Here is an example of how to define a setup hook to configure logging on each worker, and also you can use setup_logger() to configure logging.
python
```
def configure_logging():
    import logging
    # Configure logging BEFORE importing daft
    logging.getLogger("daft.execution").setLevel(logging.INFO)
    # Import daft AFTER setting up logging
    import daft

ray.init(
    runtime_env={
        "worker_process_setup_hook": configure_logging,
    }
)
```
Uniform Logging Configuration: If you want to set the same logging level for both the driver and all workers, you can use the logging_config parameter in ray.init().
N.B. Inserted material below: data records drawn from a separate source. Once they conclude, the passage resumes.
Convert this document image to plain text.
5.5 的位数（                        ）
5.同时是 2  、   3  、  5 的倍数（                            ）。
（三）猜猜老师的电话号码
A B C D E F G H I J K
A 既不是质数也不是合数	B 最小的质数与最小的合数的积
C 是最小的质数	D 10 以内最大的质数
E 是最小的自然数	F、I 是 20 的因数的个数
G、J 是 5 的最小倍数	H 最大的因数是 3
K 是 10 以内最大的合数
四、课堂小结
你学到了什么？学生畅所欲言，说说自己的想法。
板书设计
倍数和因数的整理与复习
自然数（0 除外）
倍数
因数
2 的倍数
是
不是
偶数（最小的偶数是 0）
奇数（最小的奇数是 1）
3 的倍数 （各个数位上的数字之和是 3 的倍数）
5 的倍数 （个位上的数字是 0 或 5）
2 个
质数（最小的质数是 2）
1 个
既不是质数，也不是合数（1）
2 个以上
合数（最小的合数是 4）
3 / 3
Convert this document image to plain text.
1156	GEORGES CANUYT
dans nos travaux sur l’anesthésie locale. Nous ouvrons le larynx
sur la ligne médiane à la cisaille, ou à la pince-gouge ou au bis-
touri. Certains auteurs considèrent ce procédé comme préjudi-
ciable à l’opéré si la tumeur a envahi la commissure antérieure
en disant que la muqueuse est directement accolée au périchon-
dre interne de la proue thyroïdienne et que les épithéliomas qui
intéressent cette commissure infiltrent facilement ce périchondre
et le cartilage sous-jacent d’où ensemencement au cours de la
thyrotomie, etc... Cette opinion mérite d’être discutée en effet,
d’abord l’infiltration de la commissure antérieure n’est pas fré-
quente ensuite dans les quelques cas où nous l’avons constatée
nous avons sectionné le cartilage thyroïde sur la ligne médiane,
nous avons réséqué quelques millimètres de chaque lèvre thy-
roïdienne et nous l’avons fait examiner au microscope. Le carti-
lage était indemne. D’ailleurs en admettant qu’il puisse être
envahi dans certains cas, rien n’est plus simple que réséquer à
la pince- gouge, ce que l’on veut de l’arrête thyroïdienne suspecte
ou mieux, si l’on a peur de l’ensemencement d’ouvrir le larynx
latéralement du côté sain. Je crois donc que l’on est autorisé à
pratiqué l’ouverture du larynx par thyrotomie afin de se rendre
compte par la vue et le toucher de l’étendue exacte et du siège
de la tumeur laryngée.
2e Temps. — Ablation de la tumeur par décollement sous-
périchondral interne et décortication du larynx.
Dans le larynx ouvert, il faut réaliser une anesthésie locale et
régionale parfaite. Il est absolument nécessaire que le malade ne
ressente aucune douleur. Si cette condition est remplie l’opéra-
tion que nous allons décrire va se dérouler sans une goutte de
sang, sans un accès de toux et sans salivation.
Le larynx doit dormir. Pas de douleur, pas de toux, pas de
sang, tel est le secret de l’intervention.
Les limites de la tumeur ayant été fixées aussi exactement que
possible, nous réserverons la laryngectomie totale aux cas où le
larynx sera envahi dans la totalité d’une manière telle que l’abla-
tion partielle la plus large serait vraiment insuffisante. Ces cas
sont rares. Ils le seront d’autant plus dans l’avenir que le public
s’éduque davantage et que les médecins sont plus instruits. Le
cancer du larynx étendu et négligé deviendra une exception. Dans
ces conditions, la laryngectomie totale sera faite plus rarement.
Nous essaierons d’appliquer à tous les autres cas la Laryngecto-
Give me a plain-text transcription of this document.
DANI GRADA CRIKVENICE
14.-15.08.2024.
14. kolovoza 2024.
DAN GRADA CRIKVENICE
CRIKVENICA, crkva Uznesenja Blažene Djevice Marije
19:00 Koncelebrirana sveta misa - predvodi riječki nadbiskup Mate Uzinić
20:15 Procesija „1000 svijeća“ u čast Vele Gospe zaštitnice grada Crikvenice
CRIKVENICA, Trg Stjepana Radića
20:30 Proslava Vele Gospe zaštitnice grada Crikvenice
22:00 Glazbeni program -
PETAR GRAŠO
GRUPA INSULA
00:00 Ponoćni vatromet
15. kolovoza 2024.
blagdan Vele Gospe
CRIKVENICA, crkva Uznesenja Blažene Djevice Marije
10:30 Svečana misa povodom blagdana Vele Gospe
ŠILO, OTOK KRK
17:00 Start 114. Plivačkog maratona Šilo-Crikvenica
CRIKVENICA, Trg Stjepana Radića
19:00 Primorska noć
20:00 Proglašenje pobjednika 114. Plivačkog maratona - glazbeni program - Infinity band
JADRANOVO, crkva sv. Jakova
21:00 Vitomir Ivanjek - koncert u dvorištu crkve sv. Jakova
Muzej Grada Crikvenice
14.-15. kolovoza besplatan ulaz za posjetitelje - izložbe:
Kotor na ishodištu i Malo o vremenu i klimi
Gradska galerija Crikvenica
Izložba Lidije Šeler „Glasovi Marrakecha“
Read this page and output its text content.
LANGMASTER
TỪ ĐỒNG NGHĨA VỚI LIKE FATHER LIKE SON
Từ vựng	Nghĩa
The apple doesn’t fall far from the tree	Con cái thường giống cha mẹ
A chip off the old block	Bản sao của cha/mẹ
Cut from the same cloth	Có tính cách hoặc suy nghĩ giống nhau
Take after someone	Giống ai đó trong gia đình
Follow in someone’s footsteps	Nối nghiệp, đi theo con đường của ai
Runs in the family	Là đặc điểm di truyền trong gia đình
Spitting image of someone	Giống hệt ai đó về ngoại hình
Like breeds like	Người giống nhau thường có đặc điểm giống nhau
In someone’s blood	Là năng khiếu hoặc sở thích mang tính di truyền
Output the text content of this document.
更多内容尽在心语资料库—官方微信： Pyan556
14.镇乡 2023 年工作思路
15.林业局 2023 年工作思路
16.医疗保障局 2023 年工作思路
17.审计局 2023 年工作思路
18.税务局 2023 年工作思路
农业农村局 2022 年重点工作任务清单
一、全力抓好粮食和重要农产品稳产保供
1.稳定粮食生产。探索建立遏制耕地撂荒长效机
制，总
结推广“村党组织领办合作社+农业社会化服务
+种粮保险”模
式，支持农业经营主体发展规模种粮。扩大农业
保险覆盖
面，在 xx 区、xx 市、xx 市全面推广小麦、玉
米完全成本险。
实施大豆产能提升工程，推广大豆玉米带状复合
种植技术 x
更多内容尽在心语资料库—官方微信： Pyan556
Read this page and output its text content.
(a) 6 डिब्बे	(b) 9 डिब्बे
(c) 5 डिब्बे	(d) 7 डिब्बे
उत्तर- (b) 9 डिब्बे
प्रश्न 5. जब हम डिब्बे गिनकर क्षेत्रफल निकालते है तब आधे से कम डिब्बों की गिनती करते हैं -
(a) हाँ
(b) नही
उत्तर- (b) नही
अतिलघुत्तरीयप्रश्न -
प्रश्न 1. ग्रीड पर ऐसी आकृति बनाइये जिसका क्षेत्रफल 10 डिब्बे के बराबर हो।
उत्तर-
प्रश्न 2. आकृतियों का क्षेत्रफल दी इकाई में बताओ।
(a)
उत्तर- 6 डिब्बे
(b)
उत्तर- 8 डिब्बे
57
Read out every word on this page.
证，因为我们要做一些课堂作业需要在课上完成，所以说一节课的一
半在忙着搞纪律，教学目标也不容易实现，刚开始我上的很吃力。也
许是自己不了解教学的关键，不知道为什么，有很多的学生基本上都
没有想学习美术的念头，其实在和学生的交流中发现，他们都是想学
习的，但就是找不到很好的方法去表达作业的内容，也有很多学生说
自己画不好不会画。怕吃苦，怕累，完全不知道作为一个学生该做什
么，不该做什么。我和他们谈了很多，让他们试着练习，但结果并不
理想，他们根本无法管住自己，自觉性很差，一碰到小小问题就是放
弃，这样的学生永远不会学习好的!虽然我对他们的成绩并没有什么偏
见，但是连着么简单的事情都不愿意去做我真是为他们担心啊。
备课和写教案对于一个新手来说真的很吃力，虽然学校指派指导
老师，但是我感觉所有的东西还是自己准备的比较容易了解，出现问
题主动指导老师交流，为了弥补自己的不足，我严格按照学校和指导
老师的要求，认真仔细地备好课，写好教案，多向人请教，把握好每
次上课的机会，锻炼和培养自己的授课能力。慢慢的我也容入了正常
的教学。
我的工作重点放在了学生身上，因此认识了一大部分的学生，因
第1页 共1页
This is a convenient way to apply a consistent logging policy across the entire cluster.
python
```
from ray.job_config import LoggingConfig

ray.init(
    logging_config=LoggingConfig(log_level="DEBUG"),
)
```

Complete Example

Here is a complete example of how to initialize Ray with a combination of these logging configurations, along with other useful settings for debugging Daft:

python

import logging
import ray
from ray.job_config import LoggingConfig
import daft

# A setup hook to configure logging on each worker
def configure_logging():
    from daft.logging import setup_logger
    # Example of setting Daft module to INFO level except for daft_distributed module
    setup_logger(level="INFO", exclude_prefix=["daft_distributed"])


configure_logging()

# Initialize Ray with advanced logging and environment settings
ray.init(
    dashboard_host="0.0.0.0",
    runtime_env={
        "env_vars": {
            "DAFT_PROGRESS_BAR": "0",
            "DAFT_DEBUG_DISPATCH": "1"
        },
        "worker_process_setup_hook": configure_logging,
    },
    logging_config=LoggingConfig(
        log_level="DEBUG",
    ),
    log_to_driver=True,
)

Note that in the above example, we configure logging before importing Daft to ensure the Rust components pick up the logging level changes.

!!! note "A Note on Rust Tracing" While Daft's Python side uses the standard logging module, the core Rust components use the tracing library for structured, high-performance logging. When debugging performance-critical sections of Daft, you may find it useful to enable tracing logs, which can provide more detailed insights into the execution of the underlying query engine.